Regungslos hören sich die drei Männer die Aufzählung an. Reglos sitzt heute auch das Ehepaar A. im Saal. Der konkrete Grund, warum Menschen, die man nicht kennt, Opfer einer Gewaltorgie wurden, lässt sich nur vermuten. „Allgemeine Wut, wie Leute wie Sie sie haben. Vielleicht einfach nur böse Gedanken“, mutmaßt die Richterin. Das Fehlen von Empathiefähigkeit attestiert Mertens den Tätern ebenso wie Ausländerhass. Nur bei Marcel H. habe sie noch „menschliche Regungen“ erkennen können, da dieser immerhin bei seinen Schlägen von der Mutter abgelassen habe.

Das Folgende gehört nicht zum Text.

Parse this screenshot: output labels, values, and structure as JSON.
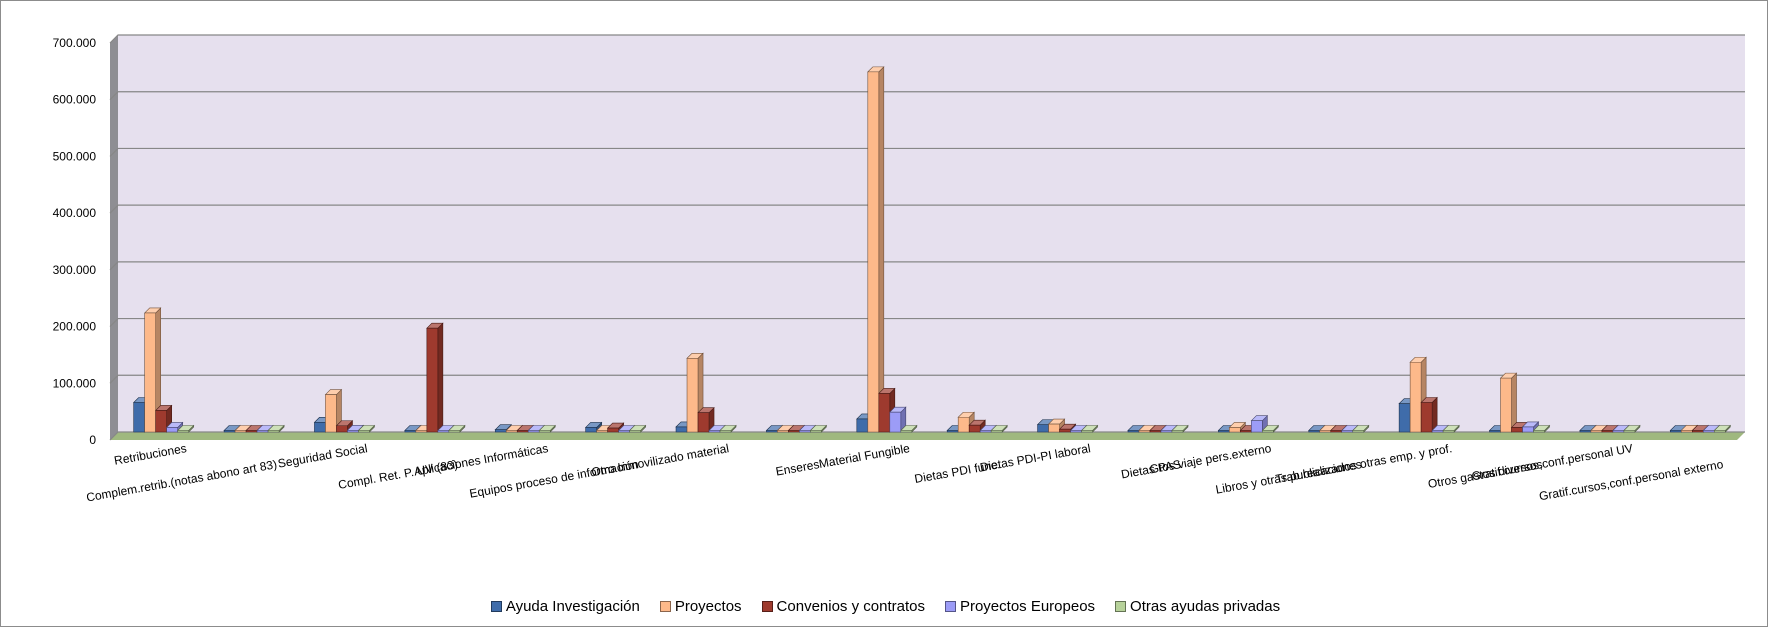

Ausdrücklich bedankt sich Mertens für die Nachermittlungen der Polizei. Dass es nach der Tat zu Fehlern gekommen sei, daran sei die schlechte personelle und finanzielle Ausstattung der Polizei schuld. Hätten unmittelbar nach dem Überfall die nötigen gerichtsmedizinische Untersuchungen stattgefunden, wäre das Strafmaß ohne Zweifel höher ausgefallen. An die anwesenden Eheleute gewandt, sagt Mertens: „Wir drücken Ihnen die Daumen, dass Sie Ihren Frieden finden werden, auch hier in Deutschland!“ Chaled A. wirkt sehr nachdenklich, als er das hört. Seine Frau nickt fast unmerklich mit dem Kopf.